In fact, it might even be more comfortable on the bus.  I am in the back most seat, and the seat in front of me folds down for use as either a leg rest or a desk.  I would not have that luxury in a taxi.  I am very much looking forward to a hearty breakfast, but it’s just not the same when I make the microwaved eggs and bacon as when I get it from Lunch Box.  Sure, it’s about half the price, but, still.  I’ll probably have Chinese for lunch.  Alright, I’m rambling.  Maybe Stuart should start one of these.  That way he can right down every inane thought that comes into his mind rather than subject me to a constant barrage of questions and unformed thoughts.  If he would actually take the time to put together a rational and coherent thought, it wouldn’t be so bad.  Instead, he just says stuff that makes no sense.  I am able to answer almost every question he has, about everything.  If I cannot, I make one up.  He doesn’t care what the answer is.  He just cares that he gets an answer and then forgets it.

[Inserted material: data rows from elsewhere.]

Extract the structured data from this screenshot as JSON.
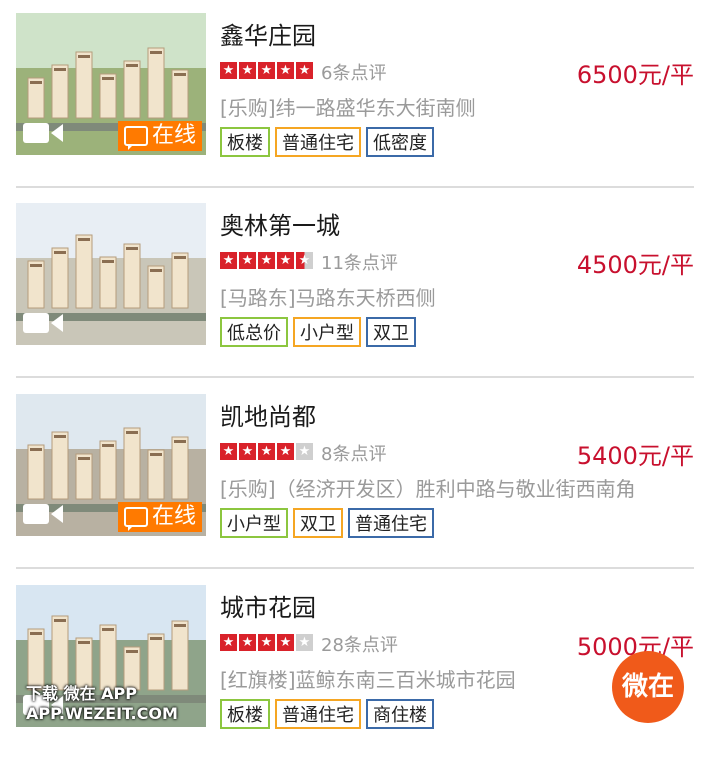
{
  "listings": [
    {
      "title": "鑫华庄园",
      "rating_stars": 5,
      "reviews": "6条点评",
      "price": "6500元/平",
      "address": "[乐购]纬一路盛华东大街南侧",
      "online_label": "在线",
      "show_online": true,
      "tags": [
        {
          "label": "板楼",
          "color": "green"
        },
        {
          "label": "普通住宅",
          "color": "orange"
        },
        {
          "label": "低密度",
          "color": "blue"
        }
      ]
    },
    {
      "title": "奥林第一城",
      "rating_stars": 4.5,
      "reviews": "11条点评",
      "price": "4500元/平",
      "address": "[马路东]马路东天桥西侧",
      "online_label": "",
      "show_online": false,
      "tags": [
        {
          "label": "低总价",
          "color": "green"
        },
        {
          "label": "小户型",
          "color": "orange"
        },
        {
          "label": "双卫",
          "color": "blue"
        }
      ]
    },
    {
      "title": "凯地尚都",
      "rating_stars": 4,
      "reviews": "8条点评",
      "price": "5400元/平",
      "address": "[乐购]（经济开发区）胜利中路与敬业街西南角",
      "online_label": "在线",
      "show_online": true,
      "tags": [
        {
          "label": "小户型",
          "color": "green"
        },
        {
          "label": "双卫",
          "color": "orange"
        },
        {
          "label": "普通住宅",
          "color": "blue"
        }
      ]
    },
    {
      "title": "城市花园",
      "rating_stars": 4,
      "reviews": "28条点评",
      "price": "5000元/平",
      "address": "[红旗楼]蓝鲸东南三百米城市花园",
      "online_label": "",
      "show_online": false,
      "tags": [
        {
          "label": "板楼",
          "color": "green"
        },
        {
          "label": "普通住宅",
          "color": "orange"
        },
        {
          "label": "商住楼",
          "color": "blue"
        }
      ]
    }
  ],
  "icons": {
    "video": "video-camera-icon",
    "chat": "chat-bubble-icon",
    "star": "star-icon"
  },
  "colors": {
    "price": "#c8102e",
    "star": "#d9222a",
    "online_badge": "#ff7a00",
    "tag_green": "#8cc63f",
    "tag_orange": "#f5a623",
    "tag_blue": "#3b6aa8"
  },
  "watermark": {
    "line1": "下载 微在 APP",
    "line2": "APP.WEZEIT.COM",
    "badge": "微在"
  }
}
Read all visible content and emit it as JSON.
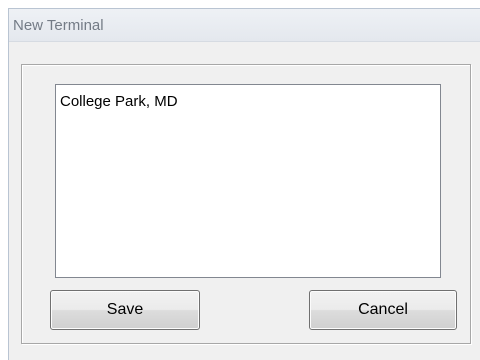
{
  "window": {
    "title": "New Terminal"
  },
  "terminal_list": {
    "items": [
      "College Park, MD"
    ]
  },
  "buttons": {
    "save_label": "Save",
    "cancel_label": "Cancel"
  }
}
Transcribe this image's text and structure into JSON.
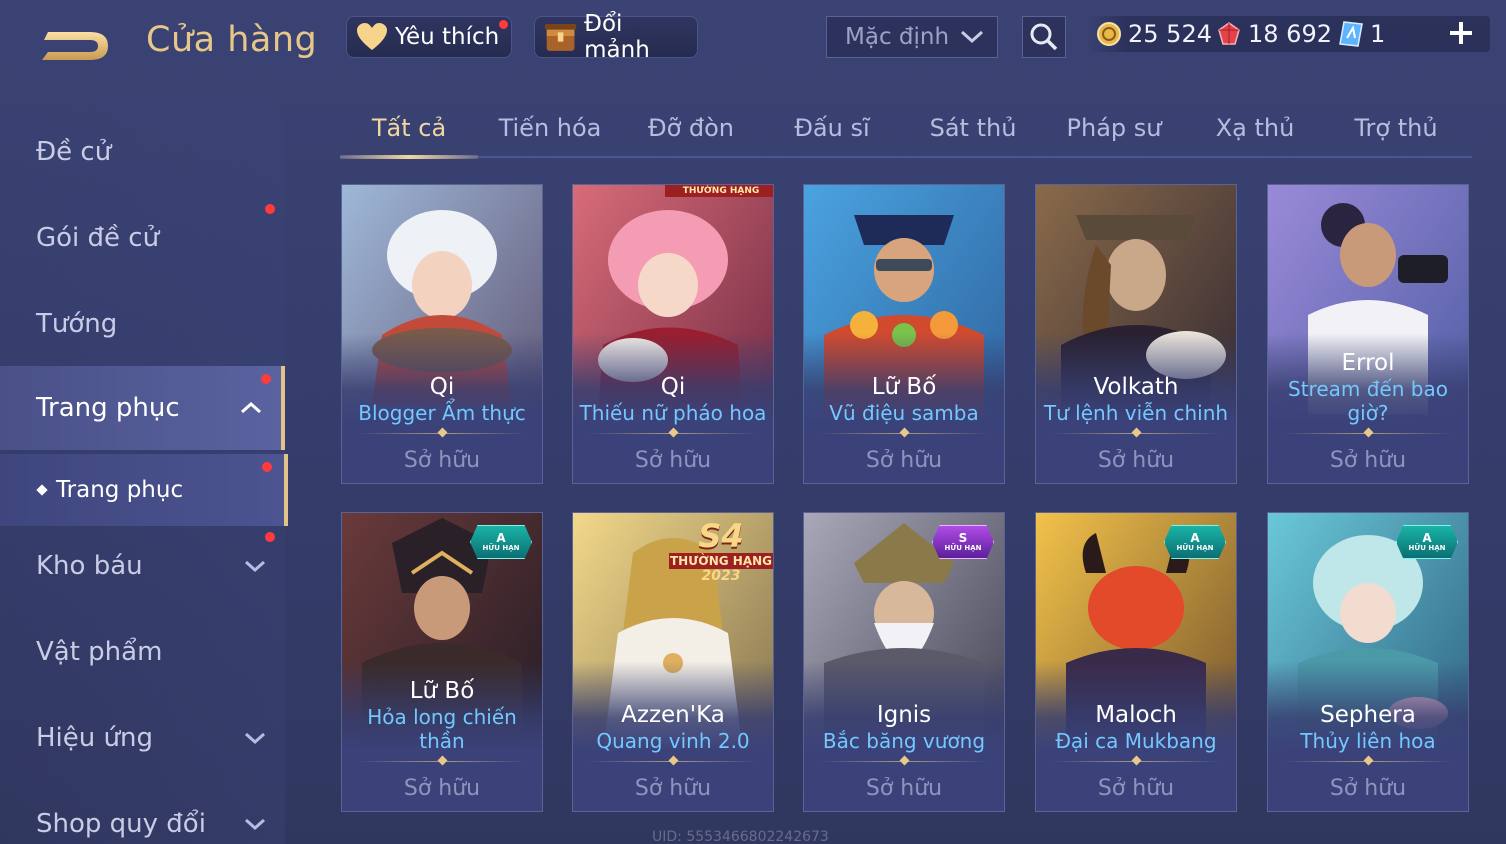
{
  "header": {
    "title": "Cửa hàng",
    "favorite_label": "Yêu thích",
    "fragment_label": "Đổi mảnh",
    "sort": {
      "selected": "Mặc định"
    },
    "currencies": {
      "gold": "25 524",
      "ruby": "18 692",
      "voucher": "1"
    }
  },
  "sidebar": {
    "items": [
      {
        "label": "Đề cử"
      },
      {
        "label": "Gói đề cử"
      },
      {
        "label": "Tướng"
      },
      {
        "label": "Trang phục"
      },
      {
        "label": "Kho báu"
      },
      {
        "label": "Vật phẩm"
      },
      {
        "label": "Hiệu ứng"
      },
      {
        "label": "Shop quy đổi"
      }
    ],
    "sub_item": {
      "label": "Trang phục"
    }
  },
  "tabs": [
    {
      "label": "Tất cả"
    },
    {
      "label": "Tiến hóa"
    },
    {
      "label": "Đỡ đòn"
    },
    {
      "label": "Đấu sĩ"
    },
    {
      "label": "Sát thủ"
    },
    {
      "label": "Pháp sư"
    },
    {
      "label": "Xạ thủ"
    },
    {
      "label": "Trợ thủ"
    }
  ],
  "cards": [
    {
      "hero": "Qi",
      "skin": "Blogger Ẩm thực",
      "status": "Sở hữu"
    },
    {
      "hero": "Qi",
      "skin": "Thiếu nữ pháo hoa",
      "status": "Sở hữu",
      "ribbon": "THƯỜNG HẠNG"
    },
    {
      "hero": "Lữ Bố",
      "skin": "Vũ điệu samba",
      "status": "Sở hữu"
    },
    {
      "hero": "Volkath",
      "skin": "Tư lệnh viễn chinh",
      "status": "Sở hữu"
    },
    {
      "hero": "Errol",
      "skin": "Stream đến bao giờ?",
      "status": "Sở hữu"
    },
    {
      "hero": "Lữ Bố",
      "skin": "Hỏa long chiến thần",
      "status": "Sở hữu",
      "badge": {
        "grade": "A",
        "text": "HỮU HẠN"
      }
    },
    {
      "hero": "Azzen'Ka",
      "skin": "Quang vinh 2.0",
      "status": "Sở hữu",
      "rank": {
        "season": "S4",
        "label": "THƯỜNG HẠNG",
        "year": "2023"
      }
    },
    {
      "hero": "Ignis",
      "skin": "Bắc băng vương",
      "status": "Sở hữu",
      "badge": {
        "grade": "S",
        "text": "HỮU HẠN"
      }
    },
    {
      "hero": "Maloch",
      "skin": "Đại ca Mukbang",
      "status": "Sở hữu",
      "badge": {
        "grade": "A",
        "text": "HỮU HẠN"
      }
    },
    {
      "hero": "Sephera",
      "skin": "Thủy liên hoa",
      "status": "Sở hữu",
      "badge": {
        "grade": "A",
        "text": "HỮU HẠN"
      }
    }
  ],
  "footer": {
    "uid": "UID: 5553466802242673"
  },
  "colors": {
    "accent": "#e7c788",
    "skin_name": "#72c8ff",
    "notification": "#ff3b3b"
  },
  "icons": [
    "back-arrow-icon",
    "heart-icon",
    "chest-icon",
    "chevron-down-icon",
    "search-icon",
    "gold-coin-icon",
    "ruby-icon",
    "voucher-icon",
    "plus-icon",
    "chevron-up-icon"
  ]
}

I suppose that is a reason why our relationship works so well.  In almost any situation, in a friendship, in a relationship, I need to be the one in charge, unless I am choosing to defer to someone whose judgment I value above my own.  My boss is the perfect example of the latter.  When I bring in a proposal to him, more often than not, he gives it back to me with either no change or just a formatting change.  The other times, he tells me to raise or lower the price.  I usually make the change without question, but sometimes I disagree, and, when I do, he takes my judgment into consideration.  In those cases, he’ll usually tell me to stick with my number or choose a number in between.  It’s about respect and trust.  With Stuart, the trust is there, but the respect is not.  When I say trust, I mean trust in honesty, not trust in ability (see my entry on Trust from the CA-4 trip).  I make the decisions because I trust in myself more than I trust in him, and he knows that I’m better at this kind of stuff.  I also make the more minor decisions.  Just as I give him to him to avoid hearing him bitch and moan, he gives in to me on the things that matter to me.  It is a trade.

He even had me plan the two weeks of his trip that he will do after I left and wanted me on the phone while he booked the hotels.  For the first few nights, I helped him pick one out.  After that, I just put him on speaker and agreed with whatever he wanted.  I wasn’t going to be staying there.  I didn’t care.  The “I don’t care” factor applies a lot to Stuart, and that is why our relationship, while friendly, might not be categorized as true friendship.  At first, it didn’t appear that his GPS would work in Canada, and he has no sense of direction, nor did he want to spend money to use international data.  I had visions of him making the wrong turn and winding up in Whitehorse before he realized that something was wrong.  I told him that, since he couldn’t text, I’d be glad not to receive 17 texts from him that he got lost and wound up at the North Pole.  Anyway, I fucked up my injured foot hiking at North Cascades NP, and I cut up the back of my hand moving the mattress outside in Victoria, but the trip was glowing success, in spite of everything.  After I got on the bus, I proceeded to write this entry, which I will now close as we cross the tunnel into the tiny island I call home.  Next stop: right back to the PNW in two weeks to see my brother in Portland.